Стояла тишина — глубокая, полная. Она окутала землю, разлилась по всей вселенной, остановила время.

Борис спустился с крыльца, запрокинул голову и увидел прямо над собой слабо мерцающую россыпь Млечного Пути, которая не имела ни начала, ни конца. Он закрыл глаза и почувствовал, что как бы перестает существовать и сам становится невесомой частичкой этой тишины, плывущей в вечность.

— Пан Борис не замерзнет? — услышал он.

Голос прозвучал совсем близко, и это был голос Анны, и опять Борис ощутил в нем теплоту, будто она коснулась его теплой рукой. И теперь рядом была Анна, живая Анна, а не призрак. И она хотела увести его в дом, потому что было морозно, а он стоял с непокрытой головой. Борис повернулся — лицо ее оказалось так близко, что он почувствовал ее дыхание, а потом плечи под своей рукой и всю ее, приникшую к нему.

* * *

— Чудно… У тебя была своя жизнь, совсем другая. Неизвестная мне. Если бы не война…

— Все равно бы ты нашел меня. Боже, благодарю тебя… Все снесу, все, только бы ты был со мной. У тебя сильные руки. Я знаю, ты все сберег для меня. Не бойся ничего, я вся твоя.
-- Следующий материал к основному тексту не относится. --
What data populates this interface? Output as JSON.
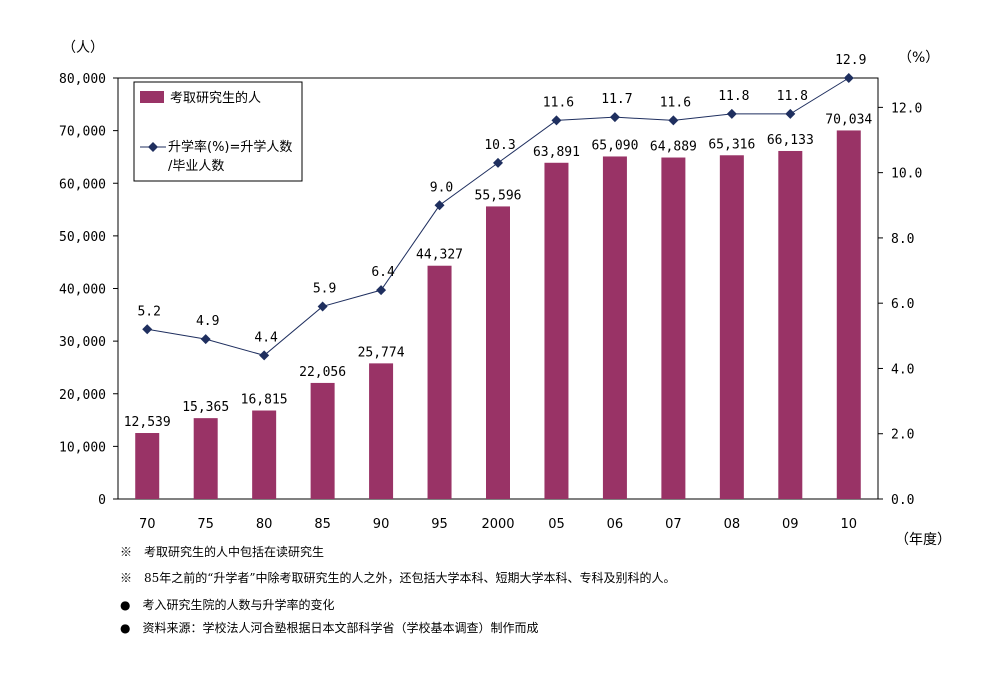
{
  "chart_data": {
    "type": "bar+line",
    "categories": [
      "70",
      "75",
      "80",
      "85",
      "90",
      "95",
      "2000",
      "05",
      "06",
      "07",
      "08",
      "09",
      "10"
    ],
    "series": [
      {
        "name": "考取研究生的人",
        "axis": "left",
        "type": "bar",
        "color": "#993366",
        "values": [
          12539,
          15365,
          16815,
          22056,
          25774,
          44327,
          55596,
          63891,
          65090,
          64889,
          65316,
          66133,
          70034
        ],
        "labels": [
          "12,539",
          "15,365",
          "16,815",
          "22,056",
          "25,774",
          "44,327",
          "55,596",
          "63,891",
          "65,090",
          "64,889",
          "65,316",
          "66,133",
          "70,034"
        ]
      },
      {
        "name": "升学率(%)=升学人数/毕业人数",
        "axis": "right",
        "type": "line",
        "color": "#1f2f5f",
        "values": [
          5.2,
          4.9,
          4.4,
          5.9,
          6.4,
          9.0,
          10.3,
          11.6,
          11.7,
          11.6,
          11.8,
          11.8,
          12.9
        ],
        "labels": [
          "5.2",
          "4.9",
          "4.4",
          "5.9",
          "6.4",
          "9.0",
          "10.3",
          "11.6",
          "11.7",
          "11.6",
          "11.8",
          "11.8",
          "12.9"
        ]
      }
    ],
    "left_axis": {
      "unit": "（人）",
      "min": 0,
      "max": 80000,
      "ticks": [
        "0",
        "10,000",
        "20,000",
        "30,000",
        "40,000",
        "50,000",
        "60,000",
        "70,000",
        "80,000"
      ]
    },
    "right_axis": {
      "unit": "（%）",
      "min": 0,
      "max": 12.9,
      "ticks": [
        "0.0",
        "2.0",
        "4.0",
        "6.0",
        "8.0",
        "10.0",
        "12.0"
      ],
      "tick_values": [
        0,
        2,
        4,
        6,
        8,
        10,
        12
      ]
    },
    "x_unit": "（年度）",
    "legend": {
      "placement": "top-left",
      "bar_label": "考取研究生的人",
      "line_label_1": "升学率(%)=升学人数",
      "line_label_2": "/毕业人数"
    }
  },
  "notes": [
    "※　考取研究生的人中包括在读研究生",
    "※　85年之前的“升学者”中除考取研究生的人之外，还包括大学本科、短期大学本科、专科及别科的人。",
    "●　考入研究生院的人数与升学率的变化",
    "●　资料来源：学校法人河合塾根据日本文部科学省（学校基本调查）制作而成"
  ]
}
— Я тебя не отдам. Никому… Никогда…

— Не надо об этом. Сейчас не надо…

…Она уснула, приникнув лицом к его груди. Он лежал на спине, закинув руку за голову, и земля, тихо покачиваясь, куда-то плыла вместе с ним. Легкий ветер обвевал его, и облака таяли и опять возникали над ним так низко, что можно было дотянуться до них, стоило только поднять руку. Но ему не хотелось двигаться. Тело стало легким, таким легким, почти невесомым, что волны несли его, едва прикасаясь к нему. Они тихо поднимали его все выше, пока дрожащее бледное облако не надвинулось на лицо. Он открыл глаза и не сразу понял, что оказался в полосе лунного света.